Husband and wife Jay Wissot, 76, and Alyn Park, 70, of Denver, have finished 92 and 75 marathons, respectively.
They have traveled around the world to race. Both have run at least one marathon on each of the world's seven continents. Park once won the women's division of marathons in Antarctica and South America on the same trip to the Southern Hemisphere.
Wissot hopes to make the Little Rock Marathon his 93rd marathon finish.
When she was struck by a rented scooter five months ago in Denver, Park suffered a broken femur. She has only recently started walking comfortably and will attempt to walk the Little Rock Half-Marathon.
"We live downtown in Denver, and there are scooters everywhere," she said. "I got hit by a scooter and was in surgery and blah, blah, blah. That's the scoop on that, so hopefully, I can make it. I can walk now, but I still have a little bit of a limp."
Park and Wissot both have marathon personal records a few minutes over three hours, but Wissott said his wife is far more accomplished than he.
"At age 53, she won the race in Antarctica," Wissot said. "She was beating women in their 20s and 30s, which was a terrific accomplishment. Then, eight days later, we ran a marathon in [Argentina], and she won that one, too."
They each credit their running habit for their travel adventures.
"What we try to do is pick places we want to visit, and then we do something afterward," Wissot said. "We try to run the marathon and then spend a week traveling around or spending time in the place where we did the marathon. That becomes really the incentive and motivation. It's a travel experience as well as a running experience."
Some have used running as a platform to promote specific causes. Among them is Daniel Chaplin, 31, of Birmingham, Ala. Chaplin was born with Down syndrome and said he hopes to help dispel misconceptions of his condition through races. He has entered Sunday's half-marathon as part of his pursuit.

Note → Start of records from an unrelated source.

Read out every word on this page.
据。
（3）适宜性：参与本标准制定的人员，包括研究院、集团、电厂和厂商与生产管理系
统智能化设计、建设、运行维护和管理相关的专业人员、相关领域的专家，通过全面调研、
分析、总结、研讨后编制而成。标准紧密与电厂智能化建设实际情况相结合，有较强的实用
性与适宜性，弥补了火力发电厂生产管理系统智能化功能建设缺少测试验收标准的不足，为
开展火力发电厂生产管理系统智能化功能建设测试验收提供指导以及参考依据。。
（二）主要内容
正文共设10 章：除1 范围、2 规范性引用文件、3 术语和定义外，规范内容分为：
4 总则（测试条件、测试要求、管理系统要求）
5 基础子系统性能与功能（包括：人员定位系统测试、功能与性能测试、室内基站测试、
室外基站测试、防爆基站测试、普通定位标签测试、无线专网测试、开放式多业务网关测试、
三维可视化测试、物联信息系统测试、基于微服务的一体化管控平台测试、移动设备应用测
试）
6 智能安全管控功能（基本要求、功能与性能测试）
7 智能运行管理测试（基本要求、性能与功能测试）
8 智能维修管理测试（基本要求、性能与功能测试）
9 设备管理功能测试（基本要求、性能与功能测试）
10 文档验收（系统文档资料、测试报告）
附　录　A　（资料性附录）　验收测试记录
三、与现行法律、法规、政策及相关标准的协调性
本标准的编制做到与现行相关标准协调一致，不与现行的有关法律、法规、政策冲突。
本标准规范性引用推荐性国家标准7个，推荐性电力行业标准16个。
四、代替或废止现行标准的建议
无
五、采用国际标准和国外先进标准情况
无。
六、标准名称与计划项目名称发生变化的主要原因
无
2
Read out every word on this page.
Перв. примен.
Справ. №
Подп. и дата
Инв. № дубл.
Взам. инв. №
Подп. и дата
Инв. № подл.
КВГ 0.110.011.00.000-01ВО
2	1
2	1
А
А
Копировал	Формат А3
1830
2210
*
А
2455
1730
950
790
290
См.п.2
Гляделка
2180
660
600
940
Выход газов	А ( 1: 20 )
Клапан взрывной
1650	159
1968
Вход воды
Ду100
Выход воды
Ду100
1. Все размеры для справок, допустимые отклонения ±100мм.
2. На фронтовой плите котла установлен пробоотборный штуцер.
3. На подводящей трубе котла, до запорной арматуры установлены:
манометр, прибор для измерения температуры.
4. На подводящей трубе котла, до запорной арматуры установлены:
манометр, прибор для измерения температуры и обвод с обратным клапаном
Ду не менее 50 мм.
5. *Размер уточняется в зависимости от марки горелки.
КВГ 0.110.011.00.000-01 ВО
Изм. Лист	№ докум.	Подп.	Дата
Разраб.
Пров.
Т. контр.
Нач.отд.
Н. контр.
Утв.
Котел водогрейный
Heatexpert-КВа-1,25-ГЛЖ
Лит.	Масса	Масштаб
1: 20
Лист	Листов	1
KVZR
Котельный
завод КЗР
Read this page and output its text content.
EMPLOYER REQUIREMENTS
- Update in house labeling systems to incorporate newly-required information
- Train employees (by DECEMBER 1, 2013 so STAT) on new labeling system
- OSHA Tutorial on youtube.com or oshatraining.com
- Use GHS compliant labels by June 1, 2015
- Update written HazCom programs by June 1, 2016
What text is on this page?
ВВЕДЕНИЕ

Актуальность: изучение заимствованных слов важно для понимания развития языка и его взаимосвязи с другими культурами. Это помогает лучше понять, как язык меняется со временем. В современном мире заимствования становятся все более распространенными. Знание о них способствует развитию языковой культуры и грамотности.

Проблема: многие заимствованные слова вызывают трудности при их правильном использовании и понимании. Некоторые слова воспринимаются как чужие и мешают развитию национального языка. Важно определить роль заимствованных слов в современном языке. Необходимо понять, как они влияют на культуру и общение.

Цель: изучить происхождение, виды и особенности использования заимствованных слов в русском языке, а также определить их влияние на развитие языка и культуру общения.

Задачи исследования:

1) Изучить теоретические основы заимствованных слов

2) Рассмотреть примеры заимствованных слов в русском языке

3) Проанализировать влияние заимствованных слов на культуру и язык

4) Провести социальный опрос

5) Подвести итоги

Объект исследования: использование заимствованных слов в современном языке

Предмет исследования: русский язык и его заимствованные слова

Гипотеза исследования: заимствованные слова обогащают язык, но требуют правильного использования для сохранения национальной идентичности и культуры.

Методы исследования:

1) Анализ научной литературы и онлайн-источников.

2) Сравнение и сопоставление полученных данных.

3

"It is my mission to work for Down syndrome awareness," Chaplin said.
Chaplin completed a 5K in his first race attempt. He has since completed at least two half marathons with a personal record of 3 hours, 14 minutes, 40.5 seconds.
"It is emotional for me to talk about this," he said. "I never thought I would be able to do this."
Several men and women have become Little Rock Marathon regulars and serve as pacers, the people responsible to help entrants with specific time goals.
Jenn Miller, 47 of Kenosha, Wis., will lead the final group, each of whom hopes to finish under eight hours. Miller, the daughter of longtime Little Rock Marathon training leaders Hobbit and Tom Singleton, has enlisted the help of her husband Darren Miller, 61, and daughter Emme Miller, 16.
"It's important that you know you can finish the marathon comfortably at that pace," Miller said. "People use [pacers] sort of as their bunny. They know they either have to stay with you or ahead of you. I don't know that pressure is what I feel, but I feel responsible. People have marathon goals, and as a pacer, you're part of helping them meet that goal."
Stone, who won the 2018 race in 2:59:13, said she hopes to repeat her sub-three-hour performance. She knows her goal is different from those of most entrants, but she said each runner and walker in the marathon will have one.
"I think everyone should have their own running goals, whether it's time or completion or the experience," Stone said. "Sometimes I have run races to see a new city, and I know Little Rock gets many out-of-town or out-of-state visitors. People run marathons for many different reasons."